July 24, Tuesday
12:00 – 13:00
Limiting Disclosure of Sensitive Data in Sequential Releases of Databases
Computer Science seminar
Lecturer : Erez Shmueli
Affiliation : Deutsche Telekom Laboratories, BGU
Location : 202/37
Host : Dr. Aryeh Kontorovich
Privacy Preserving Data Publishing (PPDP) is a research field that
deals with the development of methods to enable publishing of data
while minimizing distortion, for maintaining usability on one hand,
and respecting privacy on the other hand.
Sequential release is a scenario of data publishing where multiple
releases of the same underlying table are published over a period of time.
A violation of privacy, in this case, may emerge from any one of the
releases, or as a result of joining information from different releases.

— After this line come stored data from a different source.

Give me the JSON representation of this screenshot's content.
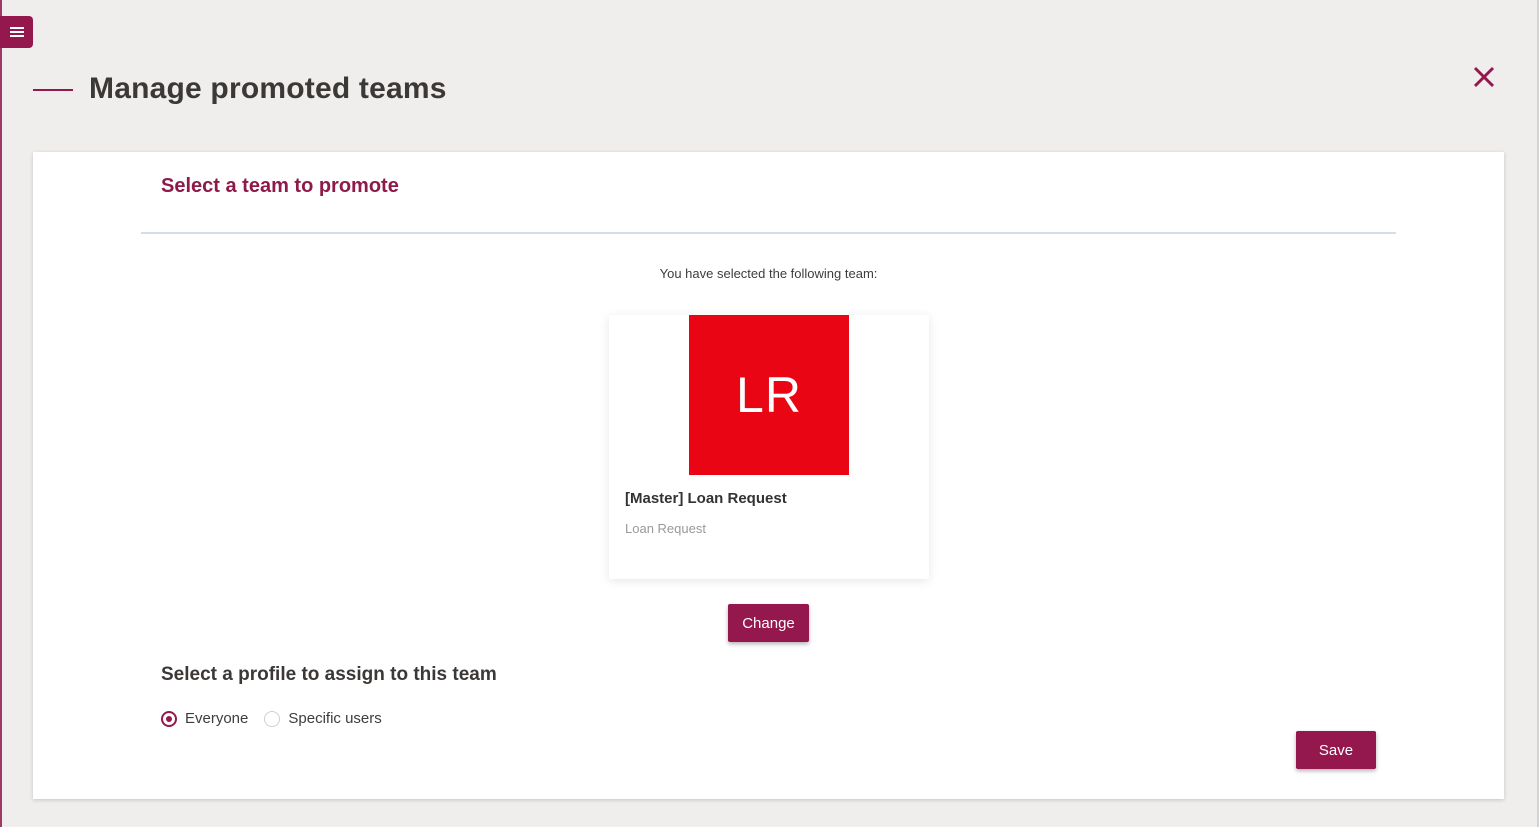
{
  "header": {
    "title": "Manage promoted teams",
    "menu_icon": "hamburger-menu-icon",
    "close_icon": "close-icon"
  },
  "select_team": {
    "section_title": "Select a team to promote",
    "selected_text": "You have selected the following team:",
    "team": {
      "initials": "LR",
      "name": "[Master] Loan Request",
      "subtitle": "Loan Request",
      "avatar_color": "#ea0514"
    },
    "change_label": "Change"
  },
  "profile": {
    "section_title": "Select a profile to assign to this team",
    "options": [
      {
        "label": "Everyone",
        "selected": true
      },
      {
        "label": "Specific users",
        "selected": false
      }
    ]
  },
  "footer": {
    "save_label": "Save"
  },
  "colors": {
    "accent": "#94174d",
    "background": "#efeeed"
  }
}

Similarly to [Wang and Fung 2006], our privacy definitions limit the
ability of an adversary who combines information from all releases, to
link values of the quasi-identifiers to sensitive values.
We extend the framework that was considered in [Wang and Fung 2006] in
three ways: We allow a greater number of releases, we consider the
more flexible local recoding model of ``cell generalization" (as
opposed to the global recoding model of ``cut generalization" in [Wang
and Fung 2006]), and we include the case where records may be added to
the underlying table from time to time.
Our extension of the framework requires also to modify the manner in
which privacy is evaluated.
We show that while [Wang and Fung 2006] based their privacy evaluation
on the notion of the Match Join between the releases, it is no longer
suitable for the extended framework considered here.
We define more restrictive types of join between the published
releases (the Full Match Join and the Kernel Match Join) that are more
suitable for privacy evaluation in this context. We then present a
top-down algorithm for anonymizing sequential releases in the cell
generalization model, that is based on our modified privacy
evaluations.
Our theoretical study is followed by experimentation that demonstrates
a staggering improvement in terms of utility due to the adoption of
the cell generalization model, and exemplifies the correction in the
privacy evaluation as offered by using the Full or Kernel Match Joins
instead of the Match Join.